In this work, we aim to identify the tensions in transcribed and translated interview transcripts of Rwandan genocide survivors. To approach this, we explored a list of potential indicators of tension including the use of hedging and boosting in the language, the sign of reticence, and emotion of the interviewees from their interview responses. Hedging refers to the technique of adding fuzziness to the propositional content by a speaker. People are known to use hedging to deal with controversial issues in conversations (Ponterotto, 2018). For example, the use of “I think…”, “Well, …” in interviews give interviewees the authority to shape their narratives. Phrases such as “In other words”, “In my understanding” can also be used to shift a topic either completely or partially. It can be used as a filler or delaying tactic. Boosting, using terms such as “absolutely”, “clearly” and “obviously”, is a communicative strategy for expressing firm commitment to statements. It restricts the negotiating space available to the hearer. It plays a vital role in creating conversational solidarity (Holmes, 1984) and in constructing an authoritative persona in interviews (He, 1993). Interestingly, if booster words are preceded by negated words such as (not, without), it can act as hedging (e.g., not sure). We identified lists of boosting and hedging words and phrases in this study to help us identify the tensions. We also developed a hedging detection tool to automatically identify the occurrences of hedging in the interview transcripts and achieved accuracy of 85.4% and F1-score of 81.9% for hedging sentences.
Tension can be defined as an emotion of physical and psychological strain joined by discomfort, unease, and pressure to look for alleviation via talking or acting (Nugent, 2013).

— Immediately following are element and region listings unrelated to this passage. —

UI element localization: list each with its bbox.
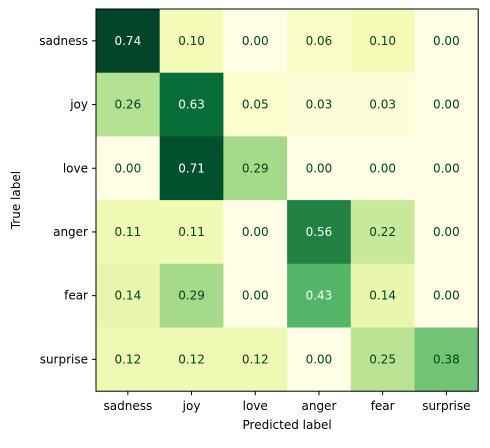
heatmap-cell-3-0 xyxy=(96,200,161,265)
heatmap-cell-1-5 xyxy=(414,72,479,137)
x-tick-label-4: fear xyxy=(371,399,395,413)
heatmap-cell-0-3 xyxy=(287,9,352,74)
heatmap-cell-4-3 xyxy=(287,263,352,328)
heatmap-cell-4-5 xyxy=(414,263,479,328)
heatmap-cell-5-5 xyxy=(414,327,479,392)
cell-value-0-4: 0.10 xyxy=(369,34,396,48)
cell-value-1-5: 0.00 xyxy=(433,98,460,112)
cell-value-4-0: 0.14 xyxy=(114,289,141,303)
heatmap-cell-4-2 xyxy=(223,263,288,328)
cell-value-3-5: 0.00 xyxy=(433,225,460,239)
cell-value-3-3: 0.56 xyxy=(306,225,333,239)
heatmap-cell-5-4 xyxy=(350,327,415,392)
heatmap-cell-1-0 xyxy=(96,72,161,137)
heatmap-cell-4-4 xyxy=(350,263,415,328)
cell-value-4-3: 0.43 xyxy=(306,289,333,303)
heatmap-cell-2-4 xyxy=(350,136,415,201)
heatmap-cell-3-5 xyxy=(414,200,479,265)
plot-frame xyxy=(95,8,479,392)
cell-value-1-1: 0.63 xyxy=(178,98,205,112)
cell-value-5-2: 0.12 xyxy=(242,352,269,366)
cell-value-0-0: 0.74 xyxy=(114,34,141,48)
heatmap-cell-0-1 xyxy=(159,9,224,74)
y-tick-label-2: love xyxy=(63,161,88,175)
cell-value-3-1: 0.11 xyxy=(178,225,205,239)
heatmap-cell-2-2 xyxy=(223,136,288,201)
heatmap-cell-1-3 xyxy=(287,72,352,137)
heatmap-cell-1-1 xyxy=(159,72,224,137)
x-tick-label-5: surprise xyxy=(422,399,470,413)
x-tick-label-1: joy xyxy=(182,399,201,413)
cell-value-4-2: 0.00 xyxy=(242,289,269,303)
y-axis-label: True label xyxy=(9,171,23,230)
heatmap-cell-3-2 xyxy=(223,200,288,265)
x-tick-label-0: sadness xyxy=(103,399,152,413)
cell-value-1-4: 0.03 xyxy=(369,98,396,112)
y-tick-label-3: anger xyxy=(53,225,88,239)
heatmap-cell-5-0 xyxy=(96,327,161,392)
x-tick-label-2: love xyxy=(243,399,268,413)
heatmap-cell-0-5 xyxy=(414,9,479,74)
cell-value-labels: 0.74 0.10 0.00 0.06 0.10 0.00 0.26 0.63 0.05 0.03… xyxy=(114,34,459,367)
heatmap-cell-2-1 xyxy=(159,136,224,201)
heatmap-cell-3-3 xyxy=(287,200,352,265)
cell-value-5-0: 0.12 xyxy=(114,352,141,366)
heatmap-cell-1-4 xyxy=(350,72,415,137)
heatmap-cells xyxy=(96,9,479,392)
cell-value-0-1: 0.10 xyxy=(178,34,205,48)
cell-value-3-0: 0.11 xyxy=(114,225,141,239)
heatmap-cell-3-1 xyxy=(159,200,224,265)
cell-value-2-0: 0.00 xyxy=(114,161,141,175)
y-tick-label-1: joy xyxy=(69,98,88,112)
heatmap-cell-2-3 xyxy=(287,136,352,201)
y-tick-label-5: surprise xyxy=(40,352,88,366)
heatmap-cell-0-2 xyxy=(223,9,288,74)
cell-value-0-3: 0.06 xyxy=(306,34,333,48)
cell-value-5-5: 0.38 xyxy=(433,352,460,366)
heatmap-cell-1-2 xyxy=(223,72,288,137)
cell-value-2-4: 0.00 xyxy=(369,161,396,175)
cell-value-2-3: 0.00 xyxy=(306,161,333,175)
cell-value-1-3: 0.03 xyxy=(306,98,333,112)
heatmap-cell-5-2 xyxy=(223,327,288,392)
cell-value-4-1: 0.29 xyxy=(178,289,205,303)
cell-value-3-2: 0.00 xyxy=(242,225,269,239)
heatmap-cell-5-1 xyxy=(159,327,224,392)
x-axis-ticks: sadness joy love anger fear surprise xyxy=(103,391,471,413)
cell-value-1-2: 0.05 xyxy=(242,98,269,112)
cell-value-2-2: 0.29 xyxy=(242,161,269,175)
y-tick-label-0: sadness xyxy=(39,34,88,48)
cell-value-2-5: 0.00 xyxy=(433,161,460,175)
cell-value-4-5: 0.00 xyxy=(433,289,460,303)
cell-value-0-2: 0.00 xyxy=(242,34,269,48)
x-axis-label: Predicted label xyxy=(243,418,332,432)
cell-value-5-3: 0.00 xyxy=(306,352,333,366)
heatmap-cell-4-1 xyxy=(159,263,224,328)
cell-value-1-0: 0.26 xyxy=(114,98,141,112)
cell-value-5-4: 0.25 xyxy=(369,352,396,366)
heatmap-cell-2-5 xyxy=(414,136,479,201)
cell-value-2-1: 0.71 xyxy=(178,161,205,175)
heatmap-cell-4-0 xyxy=(96,263,161,328)
heatmap-cell-0-4 xyxy=(350,9,415,74)
heatmap-cell-5-3 xyxy=(287,327,352,392)
cell-value-5-1: 0.12 xyxy=(178,352,205,366)
y-axis-ticks: sadness joy love anger fear surprise xyxy=(39,34,96,366)
cell-value-0-5: 0.00 xyxy=(433,34,460,48)
cell-value-4-4: 0.14 xyxy=(369,289,396,303)
cell-value-3-4: 0.22 xyxy=(369,225,396,239)
y-tick-label-4: fear xyxy=(64,289,88,303)
x-tick-label-3: anger xyxy=(301,399,336,413)
heatmap-cell-3-4 xyxy=(350,200,415,265)
heatmap-cell-0-0 xyxy=(96,9,161,74)
heatmap-cell-2-0 xyxy=(96,136,161,201)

To analyze whether and how the interviewee’s emotional aspect indicates the tension during the interview, we developed an emotion recognition tool to recognize the interviewee’s emotions from the interview transcript. Emotion recognition in computational linguistics is the process of identifying discrete emotion expressed by humans in text. Emotions lead directly to the past and bring the past somatically and vividly into the present (Misztal, 2003). Leveraging the high performance of deep learning compared to other machine learning approaches (Kim, 2014; Kalchbrenner et al., 2014; dos Santos and Gatti, 2014), we used a multi-channel convolutional neural network (CNN) model to recognize the emotions from the transcript. We achieved relatively high F1-scores in the emotion categories, compared to previous studies. For example, we achieved F1-scores of 72.6%, 73.6%, 76.8% and 46.0% for happiness, sadness, anger and fear, respectively.
We also considered prosodic cues such as laugh and silence as signs of reticence, but also acknowledge that further exploration is needed to interpret these cues. For example, while “laughter” may indicate invitations for the next question sometime, it may also represent hesitation or nervous deflection, i.e., the tension. We explored the traces of tension in the situations when an interviewee gives unusually long or short answers for a specific question type, shorter or longer than three standard deviation of the average length of responses of that question type (e.g., wh questions, yes/no questions, etc.).

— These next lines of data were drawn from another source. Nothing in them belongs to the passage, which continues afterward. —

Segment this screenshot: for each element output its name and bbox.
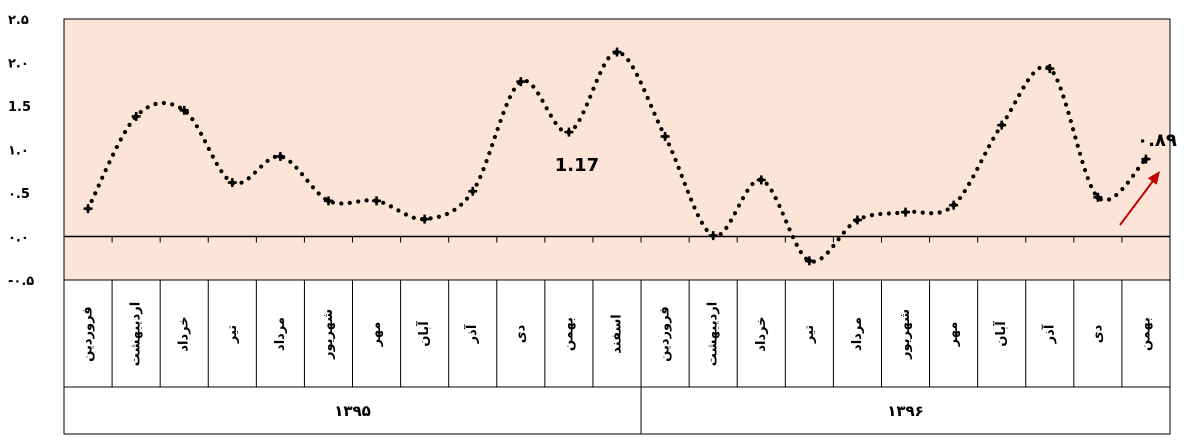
x-tick-label: شهریور [321,309,336,360]
data-point [275,151,285,161]
x-tick-label: اردیبهشت [706,302,721,366]
data-point [852,215,862,225]
x-tick-label: اردیبهشت [129,302,144,366]
data-point [756,175,766,185]
x-tick-label: آبان [992,321,1009,347]
plot-background [63,18,1171,281]
x-tick-label: خرداد [177,316,192,351]
y-tick-label: -۰.۵ [8,274,34,289]
data-point [372,196,382,206]
data-point [468,186,478,196]
x-tick-label: تیر [225,325,240,344]
x-tick-label: مهر [369,322,384,348]
year-label: ۱۳۹۶ [887,402,924,420]
data-point [804,256,814,266]
data-point [1045,64,1055,74]
x-tick-label: خرداد [754,316,769,351]
y-axis-ticks: ۲.۵ ۲.۰ 1.5 ۱.۰ ۰.5 ۰.۰ -۰.۵ [8,13,34,289]
x-tick-label: دی [1090,324,1105,343]
x-tick-label: مهر [946,322,961,348]
category-axis-frame [63,279,1171,435]
annotation-arrow-head [1147,171,1160,185]
x-tick-label: اسفند [610,314,625,353]
x-tick-label: فروردین [81,306,96,361]
data-point [949,200,959,210]
x-tick-label: بهمن [561,317,576,351]
annotation-arrow-shaft [1119,176,1157,226]
category-axis: فروردین اردیبهشت خرداد تیر مرداد شهریور مهر آبا… [63,279,1171,435]
series-line [85,49,1149,264]
x-tick-label: آذر [1040,324,1057,344]
data-point [516,77,526,87]
y-tick-label: ۱.۰ [8,144,29,159]
data-point [708,231,718,241]
data-point [660,131,670,141]
data-point [564,127,574,137]
data-line [83,47,1151,266]
y-tick-label: ۰.5 [8,187,30,202]
data-point [323,196,333,206]
x-tick-label: آذر [463,324,480,344]
data-point [227,178,237,188]
x-tick-label: تیر [802,325,817,344]
data-point [83,204,93,214]
data-point [1141,154,1151,164]
annotations: 1.17 ۰.۸۹ [555,130,1177,226]
x-tick-label: شهریور [898,309,913,360]
data-point [1093,192,1103,202]
data-point [420,214,430,224]
y-tick-label: ۰.۰ [8,231,29,246]
x-tick-label: آبان [415,321,432,347]
x-tick-label: بهمن [1138,317,1153,351]
y-tick-label: 1.5 [8,100,31,115]
x-tick-label: مرداد [850,317,865,351]
annotation-label: 1.17 [555,155,599,176]
data-point [179,105,189,115]
x-tick-label: دی [513,324,528,343]
year-label: ۱۳۹۵ [334,402,371,420]
x-tick-label: مرداد [273,317,288,351]
y-tick-label: ۲.۵ [8,13,29,28]
data-point [997,120,1007,130]
data-point [612,47,622,57]
data-point [131,111,141,121]
y-tick-label: ۲.۰ [8,57,29,72]
data-point [901,207,911,217]
x-tick-label: فروردین [658,306,673,361]
plot-area [63,18,1171,281]
annotation-label: ۰.۸۹ [1137,130,1177,151]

Our algorithm of identifying the tensions in the interview transcripts combines all these aforementioned components. To evaluate the performance of this algorithm, oral history researchers first annotated tension points in the interviews, which provides us the “ground truth”. Then, we applied our algorithm to identify tensions from these interviews. With the two human labelled interviews available to us, the algorithm is able to identify six out of seven tension places in one interview, and three out of four in the other. The recall of the algorithm is thus satisfying. However, the algorithm suffers from low precision and we have 76 false positives in one interview and 56 in the other. On the other hand, given that the two interviews are very long (over 17,000 words for each) but there are only a few tension places identified by the researchers, this algorithm may work as a filtering tool in the tension annotation process. First, the algorithm identifies possible tension places, and then the researchers review them to identify the actual tension occurrences.
In conclusion, this study is interested in developing computational techniques to analyze where the interviewee’s tensions can be detected in the interview data in the context of survivor interviews about Rwanda Holocaust. This contributes to a better understanding of where tensions occur and how in the interviews. Such understanding helps researchers in the exploration of dialogical space created by the interviewer and interviewee in these conversational interviews.